Borage is another companion plant that enriches the soil when it rots down. The plants will add potassium, which is key for the production of flowers and fruit.
Borage will also attract pollinating insects and predators, so it can help with pest control and pollination too. Plus it’s a lovely looking plant.
Marigolds are one of the most well-used companion plants for edible crops. They will repel aphids and even mosquitoes, while also rewarding you with lovely bold colour.
A quick checklist for cantaloupe melon companion plants
When choosing your companion plants for cantaloupe, go for varieties that like to grow in conditions that match the needs of cantaloupe. These are:
- Full sun
- Well-drained soil
- Fertile soil
- Temperatures above 21°C / 70°F
- Regular watering
The worst cantaloupe companion plants
So you know what works well as a cantaloupe companion plant, but what should you not plant next to cantaloupe?
What not to plant with cantaloupe
Avoid growing all of these plants alongside cantaloupe – they can cause trouble!

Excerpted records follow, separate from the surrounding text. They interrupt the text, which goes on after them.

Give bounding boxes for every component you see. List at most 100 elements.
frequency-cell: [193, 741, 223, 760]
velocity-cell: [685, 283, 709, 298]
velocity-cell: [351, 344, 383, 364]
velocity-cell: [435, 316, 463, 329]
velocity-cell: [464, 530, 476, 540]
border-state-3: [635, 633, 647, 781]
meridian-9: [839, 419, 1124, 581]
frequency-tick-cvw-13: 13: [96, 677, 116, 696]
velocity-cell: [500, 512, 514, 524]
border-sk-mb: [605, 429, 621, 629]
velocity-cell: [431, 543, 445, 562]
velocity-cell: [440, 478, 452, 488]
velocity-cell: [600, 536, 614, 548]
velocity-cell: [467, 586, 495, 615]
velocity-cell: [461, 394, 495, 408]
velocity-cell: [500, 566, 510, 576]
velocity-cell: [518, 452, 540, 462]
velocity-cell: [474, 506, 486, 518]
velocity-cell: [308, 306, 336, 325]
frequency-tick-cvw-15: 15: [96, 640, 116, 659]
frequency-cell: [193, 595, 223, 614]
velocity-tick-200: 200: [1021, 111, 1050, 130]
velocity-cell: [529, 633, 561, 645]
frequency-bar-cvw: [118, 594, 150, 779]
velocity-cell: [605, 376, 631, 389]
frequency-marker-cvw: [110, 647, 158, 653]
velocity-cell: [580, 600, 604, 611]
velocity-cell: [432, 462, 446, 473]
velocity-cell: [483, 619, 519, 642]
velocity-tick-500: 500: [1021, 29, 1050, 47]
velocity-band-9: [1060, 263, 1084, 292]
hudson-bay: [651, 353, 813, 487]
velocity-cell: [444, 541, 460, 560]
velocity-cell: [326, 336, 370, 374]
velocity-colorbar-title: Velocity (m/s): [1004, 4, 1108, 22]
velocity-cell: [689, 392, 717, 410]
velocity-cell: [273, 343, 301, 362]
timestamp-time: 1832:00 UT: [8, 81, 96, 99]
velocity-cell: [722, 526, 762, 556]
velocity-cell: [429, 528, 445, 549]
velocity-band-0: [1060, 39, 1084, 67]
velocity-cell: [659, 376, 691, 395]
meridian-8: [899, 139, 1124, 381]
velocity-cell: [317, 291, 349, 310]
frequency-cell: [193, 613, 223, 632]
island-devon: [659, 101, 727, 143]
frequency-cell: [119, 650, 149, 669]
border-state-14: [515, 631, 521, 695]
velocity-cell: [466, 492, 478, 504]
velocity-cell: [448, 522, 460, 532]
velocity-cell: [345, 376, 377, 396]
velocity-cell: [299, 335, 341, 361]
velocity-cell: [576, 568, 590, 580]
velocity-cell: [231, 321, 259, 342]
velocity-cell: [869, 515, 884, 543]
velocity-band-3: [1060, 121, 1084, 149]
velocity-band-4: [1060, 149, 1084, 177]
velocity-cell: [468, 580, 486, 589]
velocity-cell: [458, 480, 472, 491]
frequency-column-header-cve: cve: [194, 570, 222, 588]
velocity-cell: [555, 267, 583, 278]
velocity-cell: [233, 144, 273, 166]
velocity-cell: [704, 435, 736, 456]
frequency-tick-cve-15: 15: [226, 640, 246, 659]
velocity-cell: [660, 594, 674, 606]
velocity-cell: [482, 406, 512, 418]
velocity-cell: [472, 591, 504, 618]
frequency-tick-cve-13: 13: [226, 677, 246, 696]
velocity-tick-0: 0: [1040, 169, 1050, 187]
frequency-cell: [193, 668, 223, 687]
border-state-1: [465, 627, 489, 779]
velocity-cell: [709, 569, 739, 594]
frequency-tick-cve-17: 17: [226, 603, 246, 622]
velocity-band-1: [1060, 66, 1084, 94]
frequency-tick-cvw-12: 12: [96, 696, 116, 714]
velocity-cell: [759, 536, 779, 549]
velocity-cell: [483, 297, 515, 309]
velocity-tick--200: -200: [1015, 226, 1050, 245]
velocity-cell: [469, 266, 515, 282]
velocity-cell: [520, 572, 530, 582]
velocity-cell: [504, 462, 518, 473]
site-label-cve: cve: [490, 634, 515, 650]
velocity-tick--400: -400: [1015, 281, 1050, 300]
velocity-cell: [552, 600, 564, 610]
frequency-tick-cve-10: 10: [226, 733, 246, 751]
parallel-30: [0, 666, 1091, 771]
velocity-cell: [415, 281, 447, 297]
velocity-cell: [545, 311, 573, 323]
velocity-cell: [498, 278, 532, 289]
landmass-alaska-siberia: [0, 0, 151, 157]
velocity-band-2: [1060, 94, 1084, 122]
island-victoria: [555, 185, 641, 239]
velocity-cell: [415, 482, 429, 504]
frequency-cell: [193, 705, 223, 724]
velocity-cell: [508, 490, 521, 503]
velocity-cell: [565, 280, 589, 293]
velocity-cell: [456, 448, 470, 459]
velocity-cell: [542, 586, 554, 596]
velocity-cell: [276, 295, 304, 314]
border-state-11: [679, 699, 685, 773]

Cantaloupe is a member of the Cucurbitaceae family. As such, it’s vulnerable to some of the same pests as other members of this family, including aphids, squash bugs, spider mites, whiteflies and cucumber beetles. Growing other Cucurbitaceae varieties alongside cantaloupe vines runs the risk of introducing those pests to your cantaloupe crop.
There is also a likelihood that the plants will compete for light, space and nutrients.
The following Cucurbitaceae plant family members should be grown well away from cantaloupe:
- Squash & pumpkin
- Courgettes (zucchini)
Aphids are fans of potato plants, and potatoes will also compete for water, light and nutrients, so you should aim to keep them away from cantaloupes.
Crops that are heavy feeders
Any crop that has high nutrient requirements should be avoided as a cantaloupe companion plant, because cantaloupes are also heavy feeders. These include:
Healthy cantaloupes need lots of water, so you should also avoid growing them alongside plants that like dry conditions.
And that’s all you need to know about companion planting cantaloupe melons. Use this guide to select your plant neighbours and you’ll give your cantaloupes a great chance of thriving.